Wednesday, August 09, 2006

Rebuilding an index and full scan of statistics

I recently saw a post on a forum discussing update stats and when to trigger it. Well first of all SQL Server triggers the update if auto stats is enabled when approximately 20% of the rows have changed. There is a difference between SQL Server 2000 and SQL Server 2005 however.

SQL Server 2000 uses a counter to track row modification whereas SQL Server 2005 uses a counter that tracks changes on column level. The biggest difference here is that updates are rated different when updating a key column. A non-key column update just raises the counter with the number of updated columns whereas a key column update raises the counter with 2 for each column. Another difference is that TRUNCATE TABLE and BULK INSERT does not raise the counters in SQL Server 2000 but they are accounted for in SQL Server 2005.

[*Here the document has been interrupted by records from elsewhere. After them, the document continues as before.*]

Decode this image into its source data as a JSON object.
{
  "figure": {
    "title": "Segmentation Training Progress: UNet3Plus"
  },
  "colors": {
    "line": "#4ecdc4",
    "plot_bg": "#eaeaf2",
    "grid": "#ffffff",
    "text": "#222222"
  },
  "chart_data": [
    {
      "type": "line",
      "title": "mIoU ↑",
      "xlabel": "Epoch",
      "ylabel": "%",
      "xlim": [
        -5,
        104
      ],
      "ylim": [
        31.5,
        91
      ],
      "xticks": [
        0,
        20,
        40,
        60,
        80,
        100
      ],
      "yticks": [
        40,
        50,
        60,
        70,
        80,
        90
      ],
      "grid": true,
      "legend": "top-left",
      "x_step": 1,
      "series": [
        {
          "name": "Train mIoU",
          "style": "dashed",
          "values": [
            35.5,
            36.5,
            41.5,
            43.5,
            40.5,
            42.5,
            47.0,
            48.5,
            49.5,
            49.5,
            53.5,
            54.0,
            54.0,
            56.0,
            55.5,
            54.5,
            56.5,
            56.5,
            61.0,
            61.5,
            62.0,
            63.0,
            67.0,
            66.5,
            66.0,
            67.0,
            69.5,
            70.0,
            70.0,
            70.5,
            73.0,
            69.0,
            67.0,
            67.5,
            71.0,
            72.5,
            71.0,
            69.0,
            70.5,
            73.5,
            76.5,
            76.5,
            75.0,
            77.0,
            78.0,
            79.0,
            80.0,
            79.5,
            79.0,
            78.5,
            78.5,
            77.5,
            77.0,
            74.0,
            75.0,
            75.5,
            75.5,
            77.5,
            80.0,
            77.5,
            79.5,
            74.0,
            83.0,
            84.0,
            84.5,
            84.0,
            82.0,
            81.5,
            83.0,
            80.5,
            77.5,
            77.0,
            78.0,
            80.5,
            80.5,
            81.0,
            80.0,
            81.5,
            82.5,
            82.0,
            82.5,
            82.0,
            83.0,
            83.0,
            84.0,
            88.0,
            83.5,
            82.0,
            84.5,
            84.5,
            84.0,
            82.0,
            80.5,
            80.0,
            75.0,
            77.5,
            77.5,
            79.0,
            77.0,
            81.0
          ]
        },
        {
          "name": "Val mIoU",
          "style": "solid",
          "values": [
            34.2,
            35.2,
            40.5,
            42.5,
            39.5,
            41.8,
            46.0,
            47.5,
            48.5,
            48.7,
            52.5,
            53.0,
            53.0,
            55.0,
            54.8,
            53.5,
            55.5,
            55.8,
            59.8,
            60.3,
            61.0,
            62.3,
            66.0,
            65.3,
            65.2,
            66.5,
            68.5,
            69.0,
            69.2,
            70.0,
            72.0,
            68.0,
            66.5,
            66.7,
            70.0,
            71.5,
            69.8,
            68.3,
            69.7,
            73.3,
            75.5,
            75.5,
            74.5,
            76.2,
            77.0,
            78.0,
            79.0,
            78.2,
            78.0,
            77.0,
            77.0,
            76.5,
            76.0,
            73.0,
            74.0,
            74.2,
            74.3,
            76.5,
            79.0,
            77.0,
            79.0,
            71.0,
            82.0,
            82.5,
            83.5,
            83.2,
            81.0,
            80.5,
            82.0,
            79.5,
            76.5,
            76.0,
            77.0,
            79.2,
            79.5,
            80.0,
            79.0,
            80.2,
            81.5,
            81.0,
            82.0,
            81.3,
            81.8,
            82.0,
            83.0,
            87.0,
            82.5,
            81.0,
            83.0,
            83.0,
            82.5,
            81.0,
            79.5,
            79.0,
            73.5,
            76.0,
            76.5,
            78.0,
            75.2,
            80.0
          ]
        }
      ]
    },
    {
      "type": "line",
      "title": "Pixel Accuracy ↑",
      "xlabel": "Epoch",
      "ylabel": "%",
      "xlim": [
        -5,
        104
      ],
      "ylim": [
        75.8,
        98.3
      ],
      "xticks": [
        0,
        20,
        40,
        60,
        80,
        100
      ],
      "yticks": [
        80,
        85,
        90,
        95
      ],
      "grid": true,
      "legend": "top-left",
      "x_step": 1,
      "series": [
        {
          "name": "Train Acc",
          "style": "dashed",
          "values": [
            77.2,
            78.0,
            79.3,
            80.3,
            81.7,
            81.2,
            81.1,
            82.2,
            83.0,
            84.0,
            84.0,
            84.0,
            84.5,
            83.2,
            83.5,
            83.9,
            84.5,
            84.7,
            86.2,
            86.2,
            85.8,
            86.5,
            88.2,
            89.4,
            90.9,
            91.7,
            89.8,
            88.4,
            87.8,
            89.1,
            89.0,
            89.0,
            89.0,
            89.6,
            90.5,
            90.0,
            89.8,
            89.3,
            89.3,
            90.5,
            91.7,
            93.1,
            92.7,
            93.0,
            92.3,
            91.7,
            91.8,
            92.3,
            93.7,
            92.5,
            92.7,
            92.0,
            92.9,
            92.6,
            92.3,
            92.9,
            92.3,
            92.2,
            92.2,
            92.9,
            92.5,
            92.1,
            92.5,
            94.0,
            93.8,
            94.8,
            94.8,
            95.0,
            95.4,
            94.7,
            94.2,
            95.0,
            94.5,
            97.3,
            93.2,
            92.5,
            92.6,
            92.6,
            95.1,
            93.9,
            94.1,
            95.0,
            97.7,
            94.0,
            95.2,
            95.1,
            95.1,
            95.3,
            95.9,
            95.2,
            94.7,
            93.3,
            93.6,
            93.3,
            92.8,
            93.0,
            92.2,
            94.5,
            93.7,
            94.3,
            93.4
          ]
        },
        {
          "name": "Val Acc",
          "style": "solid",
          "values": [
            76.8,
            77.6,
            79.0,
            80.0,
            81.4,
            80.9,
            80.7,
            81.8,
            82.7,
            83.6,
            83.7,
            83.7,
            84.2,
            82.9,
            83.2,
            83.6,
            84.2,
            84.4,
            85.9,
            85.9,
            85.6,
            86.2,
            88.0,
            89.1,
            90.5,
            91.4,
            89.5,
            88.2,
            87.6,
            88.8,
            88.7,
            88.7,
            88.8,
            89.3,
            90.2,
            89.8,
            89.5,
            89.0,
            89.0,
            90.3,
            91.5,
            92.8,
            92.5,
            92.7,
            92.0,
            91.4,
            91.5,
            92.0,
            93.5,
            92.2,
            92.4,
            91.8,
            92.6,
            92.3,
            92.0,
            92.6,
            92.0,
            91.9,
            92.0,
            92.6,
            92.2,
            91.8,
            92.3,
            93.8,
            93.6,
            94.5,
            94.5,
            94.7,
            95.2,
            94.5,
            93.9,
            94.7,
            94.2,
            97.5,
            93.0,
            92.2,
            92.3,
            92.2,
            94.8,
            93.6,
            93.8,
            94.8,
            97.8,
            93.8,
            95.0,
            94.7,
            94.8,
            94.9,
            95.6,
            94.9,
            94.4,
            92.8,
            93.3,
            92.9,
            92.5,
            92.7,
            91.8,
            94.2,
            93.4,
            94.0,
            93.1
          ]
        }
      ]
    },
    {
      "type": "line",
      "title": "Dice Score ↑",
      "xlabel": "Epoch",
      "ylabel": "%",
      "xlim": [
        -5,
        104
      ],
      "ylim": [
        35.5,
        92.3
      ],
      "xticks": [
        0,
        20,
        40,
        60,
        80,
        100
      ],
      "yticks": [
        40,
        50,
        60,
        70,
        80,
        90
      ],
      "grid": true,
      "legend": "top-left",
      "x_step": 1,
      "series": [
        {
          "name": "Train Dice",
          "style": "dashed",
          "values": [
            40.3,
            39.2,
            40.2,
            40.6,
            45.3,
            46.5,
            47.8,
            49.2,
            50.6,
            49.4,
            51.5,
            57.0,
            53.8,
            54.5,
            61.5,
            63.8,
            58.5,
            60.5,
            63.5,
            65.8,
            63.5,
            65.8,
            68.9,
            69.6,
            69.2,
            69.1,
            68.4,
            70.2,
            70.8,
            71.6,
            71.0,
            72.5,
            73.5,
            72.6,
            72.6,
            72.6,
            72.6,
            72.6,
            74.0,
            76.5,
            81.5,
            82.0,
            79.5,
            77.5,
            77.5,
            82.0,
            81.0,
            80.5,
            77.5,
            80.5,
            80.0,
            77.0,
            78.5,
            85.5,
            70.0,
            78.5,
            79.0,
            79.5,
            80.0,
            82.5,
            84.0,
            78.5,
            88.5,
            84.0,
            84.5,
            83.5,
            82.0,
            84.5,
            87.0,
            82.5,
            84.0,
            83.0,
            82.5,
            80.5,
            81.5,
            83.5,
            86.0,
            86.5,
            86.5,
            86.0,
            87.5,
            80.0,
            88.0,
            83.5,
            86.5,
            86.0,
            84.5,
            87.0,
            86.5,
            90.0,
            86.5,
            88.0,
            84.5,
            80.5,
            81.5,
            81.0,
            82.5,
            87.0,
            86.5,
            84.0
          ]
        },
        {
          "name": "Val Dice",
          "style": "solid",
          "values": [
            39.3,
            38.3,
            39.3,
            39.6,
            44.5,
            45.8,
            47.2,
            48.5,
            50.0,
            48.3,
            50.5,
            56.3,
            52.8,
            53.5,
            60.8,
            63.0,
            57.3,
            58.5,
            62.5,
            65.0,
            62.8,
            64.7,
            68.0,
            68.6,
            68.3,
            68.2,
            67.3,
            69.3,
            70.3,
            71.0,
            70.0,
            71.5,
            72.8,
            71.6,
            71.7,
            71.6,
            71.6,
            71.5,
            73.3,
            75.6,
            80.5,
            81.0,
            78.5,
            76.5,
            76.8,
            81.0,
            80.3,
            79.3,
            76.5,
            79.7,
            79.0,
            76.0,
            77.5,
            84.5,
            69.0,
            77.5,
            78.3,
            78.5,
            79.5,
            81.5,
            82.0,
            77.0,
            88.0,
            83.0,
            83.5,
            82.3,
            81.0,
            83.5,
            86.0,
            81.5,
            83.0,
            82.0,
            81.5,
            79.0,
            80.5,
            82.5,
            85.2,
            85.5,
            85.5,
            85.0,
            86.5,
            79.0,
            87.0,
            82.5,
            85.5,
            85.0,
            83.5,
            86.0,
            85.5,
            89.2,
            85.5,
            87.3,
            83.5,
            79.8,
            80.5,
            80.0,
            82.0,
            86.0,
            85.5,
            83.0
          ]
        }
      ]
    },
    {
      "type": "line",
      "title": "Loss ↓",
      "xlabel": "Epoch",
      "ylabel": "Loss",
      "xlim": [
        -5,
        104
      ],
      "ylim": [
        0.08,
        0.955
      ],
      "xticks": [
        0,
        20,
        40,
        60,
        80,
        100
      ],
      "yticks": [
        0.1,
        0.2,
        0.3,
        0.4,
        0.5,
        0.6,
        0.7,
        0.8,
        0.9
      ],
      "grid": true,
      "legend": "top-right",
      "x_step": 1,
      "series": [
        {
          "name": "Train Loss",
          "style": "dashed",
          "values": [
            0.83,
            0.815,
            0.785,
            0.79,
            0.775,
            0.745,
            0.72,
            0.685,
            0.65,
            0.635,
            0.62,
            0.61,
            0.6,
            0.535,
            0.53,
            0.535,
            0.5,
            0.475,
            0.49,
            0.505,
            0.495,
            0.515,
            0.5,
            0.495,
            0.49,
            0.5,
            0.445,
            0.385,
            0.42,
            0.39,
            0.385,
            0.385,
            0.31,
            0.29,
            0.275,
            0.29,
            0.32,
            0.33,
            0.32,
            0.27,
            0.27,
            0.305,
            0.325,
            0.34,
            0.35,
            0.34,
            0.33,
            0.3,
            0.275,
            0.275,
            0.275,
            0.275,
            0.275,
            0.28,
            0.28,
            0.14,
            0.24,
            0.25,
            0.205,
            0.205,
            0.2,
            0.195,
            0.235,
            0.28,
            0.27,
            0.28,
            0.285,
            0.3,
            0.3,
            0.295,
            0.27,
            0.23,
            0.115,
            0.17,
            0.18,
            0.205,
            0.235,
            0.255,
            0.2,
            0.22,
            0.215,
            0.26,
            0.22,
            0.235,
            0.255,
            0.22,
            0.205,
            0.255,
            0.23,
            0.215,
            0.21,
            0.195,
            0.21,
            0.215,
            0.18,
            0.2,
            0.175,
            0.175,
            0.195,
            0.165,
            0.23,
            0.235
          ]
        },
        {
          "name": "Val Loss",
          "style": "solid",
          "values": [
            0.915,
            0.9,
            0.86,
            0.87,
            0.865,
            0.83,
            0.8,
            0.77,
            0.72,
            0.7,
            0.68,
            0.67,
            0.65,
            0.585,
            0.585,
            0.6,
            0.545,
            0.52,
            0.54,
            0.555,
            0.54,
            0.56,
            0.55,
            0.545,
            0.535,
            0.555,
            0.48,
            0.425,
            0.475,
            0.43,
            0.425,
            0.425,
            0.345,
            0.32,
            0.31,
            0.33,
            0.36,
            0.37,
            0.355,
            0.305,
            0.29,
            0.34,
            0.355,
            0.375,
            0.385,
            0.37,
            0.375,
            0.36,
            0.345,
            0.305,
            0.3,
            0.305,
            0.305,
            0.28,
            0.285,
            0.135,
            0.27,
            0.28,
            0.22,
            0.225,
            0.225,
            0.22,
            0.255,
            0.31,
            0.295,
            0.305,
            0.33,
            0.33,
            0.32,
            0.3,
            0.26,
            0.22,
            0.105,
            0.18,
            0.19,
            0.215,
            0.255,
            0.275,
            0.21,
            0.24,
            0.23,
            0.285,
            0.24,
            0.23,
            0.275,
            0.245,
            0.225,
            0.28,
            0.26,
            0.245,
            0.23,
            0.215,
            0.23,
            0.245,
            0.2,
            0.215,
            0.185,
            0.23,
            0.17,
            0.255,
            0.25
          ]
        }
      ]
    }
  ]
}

Obviously sometimes you may want to disable auto stats because they can hinder your performance in an OLTP environment and some of your tables might have a good representative set of data that statistically speaking will not change too much during the day. SQL Server 2005 gives you the option to update statistics async so the query triggering the update will not be blocked while updating the statistics but nevertheless you might not even want this to happen. In that case my advice is to update your statistics before your rebuild your indexes, unless you specify a full scan anyway (tables that are less than 8MB are always fully scanned for stats updates) but on big databases it might not be a viable option.

Why do I say before you reindex? Because a reindex automatically triggers an update stats with a full scan for THAT index since it has to read all the data for it anyway (pretty intelligent no?). When you trigger an update stats with the default sample set those stats are overwritten again with 'less' accurate stats. But yet another difference in SQL Server 2005, when you use sp_updatestats only statistics that require an update are actually updated.

You can easily check this behavior by using DBCC SHOW_STATISTICS after you rebuild an index.